City of Tulsa Offers Help to Disadvantaged Small Businesses

Mar 11, 2014

Service Corps of Retired Executives Managing Director Jim Soloman (right), Tulsa Economic Development Corporation Executive Director Rose Washington, Chris Wheeler with ONB Bank, Scott DeGeer with Oklahoma Small Business Development Centers and ONB Bank Senior Vice President of commercial lending Michael Feuerborn participate in a panel discussion on banking and technical assistance at Tuesday's BRIDGE event.
Credit Matt Trotter / KWGS

The City of Tulsa hosted its seventh annual Building Resources in Developing and Growing Enterprises (BRIDGE) event today to help small businesses.

Jackson Landrum, the interim director of the city's human rights department, says the goal of the event is to "work with disadvantaged businesses in developing and actually taking off and becoming self-sufficient.

"Any way that the City of Tulsa can help them in providing that service, that's what we're here to do."

The event featured panels on financing and contract basics.
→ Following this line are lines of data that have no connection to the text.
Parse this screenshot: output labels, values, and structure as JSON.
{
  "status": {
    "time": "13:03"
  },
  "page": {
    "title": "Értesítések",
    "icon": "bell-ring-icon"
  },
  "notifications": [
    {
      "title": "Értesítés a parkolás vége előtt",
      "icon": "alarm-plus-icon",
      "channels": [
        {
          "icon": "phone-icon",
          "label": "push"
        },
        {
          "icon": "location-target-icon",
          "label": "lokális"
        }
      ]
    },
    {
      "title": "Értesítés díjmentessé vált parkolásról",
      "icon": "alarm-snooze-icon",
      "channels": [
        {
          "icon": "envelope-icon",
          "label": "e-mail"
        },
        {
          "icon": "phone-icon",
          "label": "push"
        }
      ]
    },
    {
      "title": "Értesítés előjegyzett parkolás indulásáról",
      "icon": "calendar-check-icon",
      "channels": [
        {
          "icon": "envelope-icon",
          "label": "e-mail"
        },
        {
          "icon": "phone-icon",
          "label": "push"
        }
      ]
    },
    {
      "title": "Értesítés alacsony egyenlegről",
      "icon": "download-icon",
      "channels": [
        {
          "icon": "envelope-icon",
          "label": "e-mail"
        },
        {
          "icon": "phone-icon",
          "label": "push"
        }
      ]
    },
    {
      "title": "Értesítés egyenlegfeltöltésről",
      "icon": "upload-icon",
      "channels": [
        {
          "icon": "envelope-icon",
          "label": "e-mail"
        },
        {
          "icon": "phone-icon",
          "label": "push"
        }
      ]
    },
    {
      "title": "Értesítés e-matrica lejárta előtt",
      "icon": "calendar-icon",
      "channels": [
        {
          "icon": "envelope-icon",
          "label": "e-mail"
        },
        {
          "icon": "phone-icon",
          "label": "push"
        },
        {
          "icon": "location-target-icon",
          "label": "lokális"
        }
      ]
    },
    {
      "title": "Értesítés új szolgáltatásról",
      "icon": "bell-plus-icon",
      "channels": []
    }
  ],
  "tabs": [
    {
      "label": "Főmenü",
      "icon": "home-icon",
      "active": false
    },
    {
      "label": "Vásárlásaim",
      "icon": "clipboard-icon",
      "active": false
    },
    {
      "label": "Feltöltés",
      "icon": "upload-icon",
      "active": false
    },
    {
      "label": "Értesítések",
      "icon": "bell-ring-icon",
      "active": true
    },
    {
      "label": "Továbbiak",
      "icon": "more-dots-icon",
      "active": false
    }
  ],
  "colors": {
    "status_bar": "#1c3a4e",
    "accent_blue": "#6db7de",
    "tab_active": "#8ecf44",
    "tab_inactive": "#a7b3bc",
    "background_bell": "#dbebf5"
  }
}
Participants also got 15-minute matchmaking sessions with dozens of area companies.

The event helps disadvantaged businesses find resources to get ahead and to bid for city contracts, but other businesses can benefit from becoming BRIDGE-certified. Deborah Carr owns two UPS stores and became certified this year. 
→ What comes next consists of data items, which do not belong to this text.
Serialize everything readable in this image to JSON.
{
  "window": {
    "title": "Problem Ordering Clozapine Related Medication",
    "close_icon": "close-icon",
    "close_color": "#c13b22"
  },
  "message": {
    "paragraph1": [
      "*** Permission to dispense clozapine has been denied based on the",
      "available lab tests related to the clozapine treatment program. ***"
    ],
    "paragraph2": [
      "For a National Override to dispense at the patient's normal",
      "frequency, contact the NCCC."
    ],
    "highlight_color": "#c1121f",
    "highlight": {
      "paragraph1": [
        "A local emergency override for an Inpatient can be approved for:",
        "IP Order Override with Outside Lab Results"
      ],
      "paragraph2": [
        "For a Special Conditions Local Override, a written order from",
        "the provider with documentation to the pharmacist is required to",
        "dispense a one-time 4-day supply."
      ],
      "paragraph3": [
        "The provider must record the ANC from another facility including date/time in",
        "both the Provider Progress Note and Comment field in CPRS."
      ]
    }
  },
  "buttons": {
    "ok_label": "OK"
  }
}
"It's a good networking tool, so it gives me an opportunity to meet other small businesses, and we can get together and share ideas and collaborate with their products and services," Carr said.

Carr has owned a store at Tulsa Hills since 2009. Her second store, at the Shoppes on Peoria, opens Monday.

Besides networking, certified businesses can be notified of education and training opportunities through the city’s human rights department.